For many, it’s the next evolution of alcohol treatment. “For a large proportion of patients with alcohol dependence, reduction of alcohol consumption is a more acceptable and realistic treatment goal,” Professor Karl Mann said of Selincro. Dr. Mann’s comments say a lot about the state of addiction medicine without even trying to: the drug is a curious, on-the-go, as-you-need-it approach to managing one’s addiction. One article explains that the drug “works by blocking opiate receptors, stopping the endorphins produced by alcohol that give a feeling of reward and pleasure.” The use of Selincro doesn’t seem to be about completely cutting alcohol out of the picture—it’s just about cutting alcohol out of the picture when someone feels like it. It’s more about keeping the monster at bay than killing it outright.
The Two Brain Regions Related to Binge Drinking
According to the journal Biological Psychiatry, researchers have discovered a connection between two brain regions related to binge drinking. The two areas (the extended amygdala and the ventral tegmental area) have long been blamed for causing binge drinking, but this is the first hard evidence that links them. New data shows that the connection between brain areas can become an on-off switch for alcoholism. By flipping that switch with the drug, it’d be lights-out for binge drinking.
“The puzzle is starting to come together, and is telling us more than we ever knew about before,” Dr. Todd Thiele said of his study. “We now know that two brain regions that modulate stress and reward are part of a functional circuit that controls binge drinking and adds to the idea that manipulating the CRF system is an avenue for treating it.” (CRF stands for “corticotropin-releasing factor”—a substance that maintains and manages how the brain responds to external stressors, as well as regulates anxiety and depression.)
The results in lab mice suggest that CRF neurons up like a pinball machine when someone ingests alcohol. The study also revealed that “CRF neurons become active in the extended amygdala and act on the ventral tegmental area to promote continued and excessive drinking, culminating in a binge.” In other words, when someone drinks alcohol in a short period time, the brain insists that the person keep drinking to keep the neurons firing and, in turn, the dopamine flowing.
“The findings may also shed light on future pharmacological treatments that may help individuals curb binge drinking and may also help prevent individuals from transitioning to alcohol dependence,” Dr. Thiele said.
For me, what’s most interesting about the drug isn’t so much its effectiveness as its implications. As a pill, Selincro can be taken up to once a day, though that’s not the primary aim. It’s designed to be used on an as-needed basis by patients who aren’t heavy drinkers. In targeting weekend warriors rather than career alcoholics, the drug becomes less a cure-all than a solid first step toward sobriety. “If you can stop somebody from binge drinking, you might prevent them from ultimately becoming alcoholics,” Dr. Thiele reasoned. “We know people who binge drink, especially in their teenage years, are much more likely to become alcoholic-dependent later in life.” In some ways, this rationale is the exact same as closing the circuit between the two brain areas: it shuts down alcoholism before it even begins.

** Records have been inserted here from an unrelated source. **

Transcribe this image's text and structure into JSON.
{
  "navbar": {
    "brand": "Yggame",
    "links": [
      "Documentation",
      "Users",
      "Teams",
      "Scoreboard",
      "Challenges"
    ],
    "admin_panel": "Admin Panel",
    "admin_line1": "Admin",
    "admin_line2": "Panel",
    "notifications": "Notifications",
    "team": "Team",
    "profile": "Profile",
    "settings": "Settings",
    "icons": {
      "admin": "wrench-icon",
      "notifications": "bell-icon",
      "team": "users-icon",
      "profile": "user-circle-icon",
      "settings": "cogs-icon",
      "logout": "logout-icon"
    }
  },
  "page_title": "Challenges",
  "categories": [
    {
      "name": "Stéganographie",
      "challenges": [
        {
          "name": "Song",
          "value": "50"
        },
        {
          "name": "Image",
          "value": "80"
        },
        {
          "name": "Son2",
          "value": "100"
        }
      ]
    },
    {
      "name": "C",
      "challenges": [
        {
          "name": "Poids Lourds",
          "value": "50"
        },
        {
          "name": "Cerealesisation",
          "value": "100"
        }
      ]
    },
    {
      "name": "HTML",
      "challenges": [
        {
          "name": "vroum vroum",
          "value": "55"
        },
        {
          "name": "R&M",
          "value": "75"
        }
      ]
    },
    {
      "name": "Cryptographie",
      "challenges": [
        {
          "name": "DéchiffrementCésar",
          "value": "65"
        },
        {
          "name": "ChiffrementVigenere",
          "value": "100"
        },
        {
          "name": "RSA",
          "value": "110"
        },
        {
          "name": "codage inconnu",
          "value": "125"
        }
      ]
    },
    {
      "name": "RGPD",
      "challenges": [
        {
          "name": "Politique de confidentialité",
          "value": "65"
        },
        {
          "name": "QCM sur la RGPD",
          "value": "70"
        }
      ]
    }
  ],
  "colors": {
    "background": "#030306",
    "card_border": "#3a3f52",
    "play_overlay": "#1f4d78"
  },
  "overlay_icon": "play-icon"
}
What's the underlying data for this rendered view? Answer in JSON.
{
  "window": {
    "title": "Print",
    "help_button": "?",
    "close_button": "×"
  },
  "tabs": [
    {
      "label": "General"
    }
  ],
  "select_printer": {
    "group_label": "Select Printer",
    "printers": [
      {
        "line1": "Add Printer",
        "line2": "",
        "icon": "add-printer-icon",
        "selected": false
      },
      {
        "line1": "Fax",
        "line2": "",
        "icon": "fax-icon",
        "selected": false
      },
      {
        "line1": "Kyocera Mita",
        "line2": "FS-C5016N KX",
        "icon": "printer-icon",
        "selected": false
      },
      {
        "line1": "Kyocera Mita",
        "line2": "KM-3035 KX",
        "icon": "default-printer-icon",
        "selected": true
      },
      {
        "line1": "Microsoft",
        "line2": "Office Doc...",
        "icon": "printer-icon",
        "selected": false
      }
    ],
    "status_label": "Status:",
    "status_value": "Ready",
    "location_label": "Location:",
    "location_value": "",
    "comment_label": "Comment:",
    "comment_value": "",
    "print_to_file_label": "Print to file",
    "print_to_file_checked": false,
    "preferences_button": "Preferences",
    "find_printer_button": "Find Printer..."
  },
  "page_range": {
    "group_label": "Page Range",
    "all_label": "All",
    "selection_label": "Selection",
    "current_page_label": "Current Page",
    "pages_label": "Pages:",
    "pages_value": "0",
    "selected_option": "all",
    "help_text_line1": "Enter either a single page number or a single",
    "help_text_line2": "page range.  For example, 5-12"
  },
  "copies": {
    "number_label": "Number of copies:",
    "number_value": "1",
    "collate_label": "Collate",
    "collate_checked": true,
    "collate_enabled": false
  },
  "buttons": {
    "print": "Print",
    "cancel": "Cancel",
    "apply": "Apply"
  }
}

The prospect of a $4 pill that helps binge drinkers from falling down the alcoholic rabbit hole is an intriguing one but, in my opinion, could cause more damage than good. The pill’s very existence would feed the very problem it’s trying to combat, serving as something of a security blanket for people who know they can take a pill. It’s more important that researchers have uncovered the link between brain areas than designing a drug to flip the switch. “It’s very important that we continue to try to identify alternative targets for treating alcohol use disorders,” Dr. Thiele says of his study. Perhaps, now that researchers know how the brain drives binge drinking, we may actually be closer to a permanent solution. However, for many, the fact that there still isn’t a miracle cure for alcoholism will remain a bitter pill to swallow.